25.01.2005

HV

Infineon-Management unter Beschuss

Aktionärsvertreter haben dem Infineon-Management auf der Hauptversammlung die schwache Rendite des Chipkonzerns, mangelnde Transparenz und strategische Versäumnisse vorgeworfen.

"Die Geduld der Aktionäre ist endlich", sagte Daniela Bergdolt von der Deutschen Schutzvereinigung für Wertpapierbesitz am Dienstag vor gut 3.000 Infineon-Aktionären in München. "Ich habe von außen das Gefühl, dass man in diesem Unternehmen der Marktentwicklung immer hinterher hinkt."

Bergdolt hielt dem Management zugleich den Kursverfall der Infineon-Aktie vor. "Da wurden erhebliche Werte innerhalb des Unternehmens seit dem Börsengang vernichtet", sagte sie mit Verweis auf den Ausgabepreis der Aktie von 35 Euro.

Dienstagmittag notierte das Papier mit 6,88 Euro um 1,7 Prozent im Minus. Am Vortag war der Kurs erstmals seit Mai 2003 wieder unter die Marke von sieben Euro gerutscht.

Infineon-Chef bittet um Geduld

Der seit September amtierende neue Infineon-Chef Wolfgang Ziebart bat die Anteilseigner um Geduld bei der Sanierung der unprofitablen Sparten.

Nach dem gescheiterten Komplettverkauf seines verlustreichen Glasfaserbereichs macht Infineon nun drei Standorte dicht. Der Glasfaser-Entwicklungsstandort Berlin mit rund 280 Beschäftigten werde komplett geschlossen, so Ziebart.

Zudem sind kleinere Standorte in München und Longmont [USA] betroffen. Die Aktionäre bereitete Ziebart auf harte Zeiten vor. "2005 wird ein schwieriges Jahr für die Halbleiterindustrie."

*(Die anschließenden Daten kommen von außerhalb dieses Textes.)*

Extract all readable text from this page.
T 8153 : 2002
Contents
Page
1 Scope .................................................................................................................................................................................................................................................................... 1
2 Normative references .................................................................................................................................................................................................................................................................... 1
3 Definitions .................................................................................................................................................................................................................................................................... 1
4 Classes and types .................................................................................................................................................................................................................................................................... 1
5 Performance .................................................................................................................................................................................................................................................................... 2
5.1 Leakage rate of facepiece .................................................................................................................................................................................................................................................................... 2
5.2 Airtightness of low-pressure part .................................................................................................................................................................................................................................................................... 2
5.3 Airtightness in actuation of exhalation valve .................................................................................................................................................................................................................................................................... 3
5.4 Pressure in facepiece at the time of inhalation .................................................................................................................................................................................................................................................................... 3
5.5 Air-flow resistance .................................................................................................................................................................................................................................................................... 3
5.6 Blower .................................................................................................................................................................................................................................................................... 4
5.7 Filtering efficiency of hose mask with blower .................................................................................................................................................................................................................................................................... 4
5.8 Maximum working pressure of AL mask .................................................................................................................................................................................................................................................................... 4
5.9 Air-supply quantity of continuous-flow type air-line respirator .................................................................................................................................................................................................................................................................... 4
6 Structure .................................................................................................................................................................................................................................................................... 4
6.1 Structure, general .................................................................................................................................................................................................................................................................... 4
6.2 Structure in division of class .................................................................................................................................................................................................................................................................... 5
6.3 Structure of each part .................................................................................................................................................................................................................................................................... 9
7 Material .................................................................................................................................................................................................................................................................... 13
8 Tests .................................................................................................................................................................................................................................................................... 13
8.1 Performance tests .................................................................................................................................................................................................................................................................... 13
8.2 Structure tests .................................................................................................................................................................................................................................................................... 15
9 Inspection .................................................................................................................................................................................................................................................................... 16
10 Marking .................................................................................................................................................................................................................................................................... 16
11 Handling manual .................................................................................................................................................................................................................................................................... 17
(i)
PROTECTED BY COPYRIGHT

Insgesamt sind weltweit etwa 350 Mitarbeiter von den Schließungen im Glasfaserbereich betroffen. Betriebsbedingte Kündigungen schloss der Konzern nicht aus. Ein weiterer Stellenabbau in der Sparte mit bisher insgesamt 1.200 Beschäftigten gilt in Unternehmenskreisen zudem als wahrscheinlich.

Teilverkauf des Glasfasergeschäft

Ein kleiner Teil des defizitären Glasfaserbereichs wird zwar nun doch an das US-Unternehmen Finisar verkauft. Allerdings übernehmen die Amerikaner nur das Know-how und die Lagerbestände in dem Teilbereich Glasfaser-Transceiver, berichtete Ziebart. Die Fabriken und alle Beschäftigten bleiben bei Infineon.

Ursprünglich wollte Finisar für Aktien im Wert von gut 200 Millionen Dollar die gesamte Sparte mit ihren 1.200 Mitarbeitern übernehmen. Das Geschäft platzte aber überraschend. Nun muss Infineon den Bereich selbst sanieren. Für den Transceiver-Bereich zahlt Finisar knapp 50 Millionen Dollar.